Introduction
AI-generated media has evolved rapidly, posing significant challenges to digital society by enabling the creation of convincing forgeries. While numerous automated detection techniques have been proposed, the human capacity to discern AI-generated content from authentic media remains under-explored. Addressing this gap, a comprehensive survey was conducted to understand human detection abilities across different countries and media types—specifically audio, image, and text.
Survey and Methodology
A large-scale paper surveyed 3,002 participants from the USA, Germany, and China to assess their ability to differentiate between human- and machine-generated media. Participants encountered an equal mix of real and synthetic media and rated each piece's authenticity. The paper aimed to answer three research questions: Can individuals identify advanced AI-generated media? Do demographic factors affect detection accuracy? And what cognitive factors impact accuracy?

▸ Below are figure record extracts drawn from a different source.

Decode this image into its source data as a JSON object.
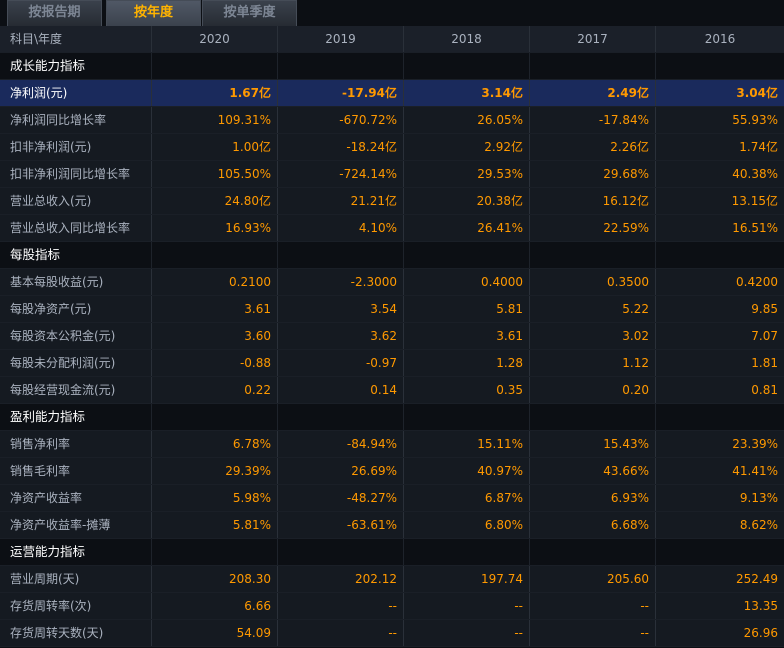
{
  "tabs": [
    {
      "label": "按报告期",
      "active": false
    },
    {
      "label": "按年度",
      "active": true
    },
    {
      "label": "按单季度",
      "active": false
    }
  ],
  "header": {
    "label": "科目\\年度",
    "years": [
      "2020",
      "2019",
      "2018",
      "2017",
      "2016"
    ]
  },
  "rows": [
    {
      "type": "section",
      "label": "成长能力指标"
    },
    {
      "type": "highlight",
      "label": "净利润(元)",
      "values": [
        "1.67亿",
        "-17.94亿",
        "3.14亿",
        "2.49亿",
        "3.04亿"
      ]
    },
    {
      "type": "data",
      "label": "净利润同比增长率",
      "values": [
        "109.31%",
        "-670.72%",
        "26.05%",
        "-17.84%",
        "55.93%"
      ]
    },
    {
      "type": "data",
      "label": "扣非净利润(元)",
      "values": [
        "1.00亿",
        "-18.24亿",
        "2.92亿",
        "2.26亿",
        "1.74亿"
      ]
    },
    {
      "type": "data",
      "label": "扣非净利润同比增长率",
      "values": [
        "105.50%",
        "-724.14%",
        "29.53%",
        "29.68%",
        "40.38%"
      ]
    },
    {
      "type": "data",
      "label": "营业总收入(元)",
      "values": [
        "24.80亿",
        "21.21亿",
        "20.38亿",
        "16.12亿",
        "13.15亿"
      ]
    },
    {
      "type": "data",
      "label": "营业总收入同比增长率",
      "values": [
        "16.93%",
        "4.10%",
        "26.41%",
        "22.59%",
        "16.51%"
      ]
    },
    {
      "type": "section",
      "label": "每股指标"
    },
    {
      "type": "data",
      "label": "基本每股收益(元)",
      "values": [
        "0.2100",
        "-2.3000",
        "0.4000",
        "0.3500",
        "0.4200"
      ]
    },
    {
      "type": "data",
      "label": "每股净资产(元)",
      "values": [
        "3.61",
        "3.54",
        "5.81",
        "5.22",
        "9.85"
      ]
    },
    {
      "type": "data",
      "label": "每股资本公积金(元)",
      "values": [
        "3.60",
        "3.62",
        "3.61",
        "3.02",
        "7.07"
      ]
    },
    {
      "type": "data",
      "label": "每股未分配利润(元)",
      "values": [
        "-0.88",
        "-0.97",
        "1.28",
        "1.12",
        "1.81"
      ]
    },
    {
      "type": "data",
      "label": "每股经营现金流(元)",
      "values": [
        "0.22",
        "0.14",
        "0.35",
        "0.20",
        "0.81"
      ]
    },
    {
      "type": "section",
      "label": "盈利能力指标"
    },
    {
      "type": "data",
      "label": "销售净利率",
      "values": [
        "6.78%",
        "-84.94%",
        "15.11%",
        "15.43%",
        "23.39%"
      ]
    },
    {
      "type": "data",
      "label": "销售毛利率",
      "values": [
        "29.39%",
        "26.69%",
        "40.97%",
        "43.66%",
        "41.41%"
      ]
    },
    {
      "type": "data",
      "label": "净资产收益率",
      "values": [
        "5.98%",
        "-48.27%",
        "6.87%",
        "6.93%",
        "9.13%"
      ]
    },
    {
      "type": "data",
      "label": "净资产收益率-摊薄",
      "values": [
        "5.81%",
        "-63.61%",
        "6.80%",
        "6.68%",
        "8.62%"
      ]
    },
    {
      "type": "section",
      "label": "运营能力指标"
    },
    {
      "type": "data",
      "label": "营业周期(天)",
      "values": [
        "208.30",
        "202.12",
        "197.74",
        "205.60",
        "252.49"
      ]
    },
    {
      "type": "data",
      "label": "存货周转率(次)",
      "values": [
        "6.66",
        "--",
        "--",
        "--",
        "13.35"
      ]
    },
    {
      "type": "data",
      "label": "存货周转天数(天)",
      "values": [
        "54.09",
        "--",
        "--",
        "--",
        "26.96"
      ]
    }
  ]
}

To explore influencing factors on detection capabilities, personal variables such as generalized trust, cognitive reflection, and familiarity with deepfakes were included, drawing from literature on deepfake and fake news research. A regression analysis was performed to determine the impact of these variables on participants' decisions.
Results and Findings
The paper's findings revealed that participants, on average, struggled to correctly identify AI-generated media. Across all media types and countries, accuracy was consistently low, with participants more often than not mistaking synthetic content for human-generated. The average detection rate for images was below 50%, never exceeding 60% for other media types. Additionally, participants generally believed that media presented to them were created by humans, contrary to a 50/50 distribution of real and synthetic samples.

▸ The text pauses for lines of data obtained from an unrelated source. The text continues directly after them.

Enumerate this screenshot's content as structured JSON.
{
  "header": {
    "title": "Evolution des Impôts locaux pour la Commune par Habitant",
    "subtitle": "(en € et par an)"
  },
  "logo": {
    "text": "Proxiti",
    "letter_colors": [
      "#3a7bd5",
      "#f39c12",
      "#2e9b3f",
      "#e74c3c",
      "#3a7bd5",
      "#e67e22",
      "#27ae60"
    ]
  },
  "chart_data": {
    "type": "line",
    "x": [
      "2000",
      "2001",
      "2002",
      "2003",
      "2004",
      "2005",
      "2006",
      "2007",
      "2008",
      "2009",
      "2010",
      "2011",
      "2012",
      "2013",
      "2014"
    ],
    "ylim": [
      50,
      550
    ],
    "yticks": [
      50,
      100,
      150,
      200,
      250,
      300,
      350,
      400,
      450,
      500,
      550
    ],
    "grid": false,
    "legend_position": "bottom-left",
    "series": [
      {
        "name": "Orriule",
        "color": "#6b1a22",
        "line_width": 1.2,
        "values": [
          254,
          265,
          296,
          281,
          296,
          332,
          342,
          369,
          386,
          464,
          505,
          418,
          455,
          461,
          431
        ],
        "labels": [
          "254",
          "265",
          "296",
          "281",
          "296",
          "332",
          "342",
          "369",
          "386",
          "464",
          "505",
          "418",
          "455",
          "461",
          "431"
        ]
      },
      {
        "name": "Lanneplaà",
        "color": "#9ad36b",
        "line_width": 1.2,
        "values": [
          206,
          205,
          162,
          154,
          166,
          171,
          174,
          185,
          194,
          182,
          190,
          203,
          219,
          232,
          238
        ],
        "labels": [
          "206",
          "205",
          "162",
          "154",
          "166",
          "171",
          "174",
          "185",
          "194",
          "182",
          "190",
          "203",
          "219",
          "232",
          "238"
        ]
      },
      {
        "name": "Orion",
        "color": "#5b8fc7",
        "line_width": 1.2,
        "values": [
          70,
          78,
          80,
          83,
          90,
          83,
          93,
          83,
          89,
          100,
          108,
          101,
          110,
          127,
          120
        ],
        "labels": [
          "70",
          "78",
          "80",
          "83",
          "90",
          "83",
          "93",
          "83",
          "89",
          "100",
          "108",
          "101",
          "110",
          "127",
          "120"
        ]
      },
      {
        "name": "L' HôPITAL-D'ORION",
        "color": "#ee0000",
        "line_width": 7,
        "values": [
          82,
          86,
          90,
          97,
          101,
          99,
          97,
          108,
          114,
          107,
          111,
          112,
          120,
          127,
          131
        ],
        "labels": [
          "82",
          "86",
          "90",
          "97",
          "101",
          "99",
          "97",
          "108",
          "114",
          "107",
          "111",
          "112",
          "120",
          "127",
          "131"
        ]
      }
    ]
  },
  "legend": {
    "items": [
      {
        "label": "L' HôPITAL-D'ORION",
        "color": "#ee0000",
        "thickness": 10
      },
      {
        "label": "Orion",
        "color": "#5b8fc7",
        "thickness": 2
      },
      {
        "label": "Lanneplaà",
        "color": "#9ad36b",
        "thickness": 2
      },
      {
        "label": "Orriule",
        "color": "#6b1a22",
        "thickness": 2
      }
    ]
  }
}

Regression analysis disclosed significant influences of generalized trust, cognitive reflection, and self-reported familiarity with deepfakes across all media categories. Other variables displayed media-dependent impact. This suggests while AI facilities are currently generating highly convincing media, certain personal traits can still sway an individual's detection abilities.
Demographic and Cognitive Influences
Regarding demographic influences, the analysis showed that German participants were notably proficient at distinguishing AI-generated audio content, potentially due to the lower quality of the German synthetic audio samples used. Other demographic variables, such as age and education, had marginal effects on the detection rate.
Cognitive factors played a more definitive role. Trust negatively correlated with the ability to spot machine-generated media while having a positive correlation with identifying human-generated content. System 2 reasoning, measured through the Cognitive Reflection Test, correlated positively with discerning fakes and negatively with recognizing genuine media. Familiarity with deepfakes was found to assist in detecting authentic audio while complicating the identification of fake images and text.
Conclusion
The paper provides a clear depiction of the current challenges faced by humans in distinguishing AI-generated media from genuine content. The findings underscore the need for continued research into automated detection tools and legislative efforts to manage the societal impacts of generated media. The nuanced understanding drawn from the influence of cognitive and demographic factors on detection rates highlights the complex interplay between human psychology and technology.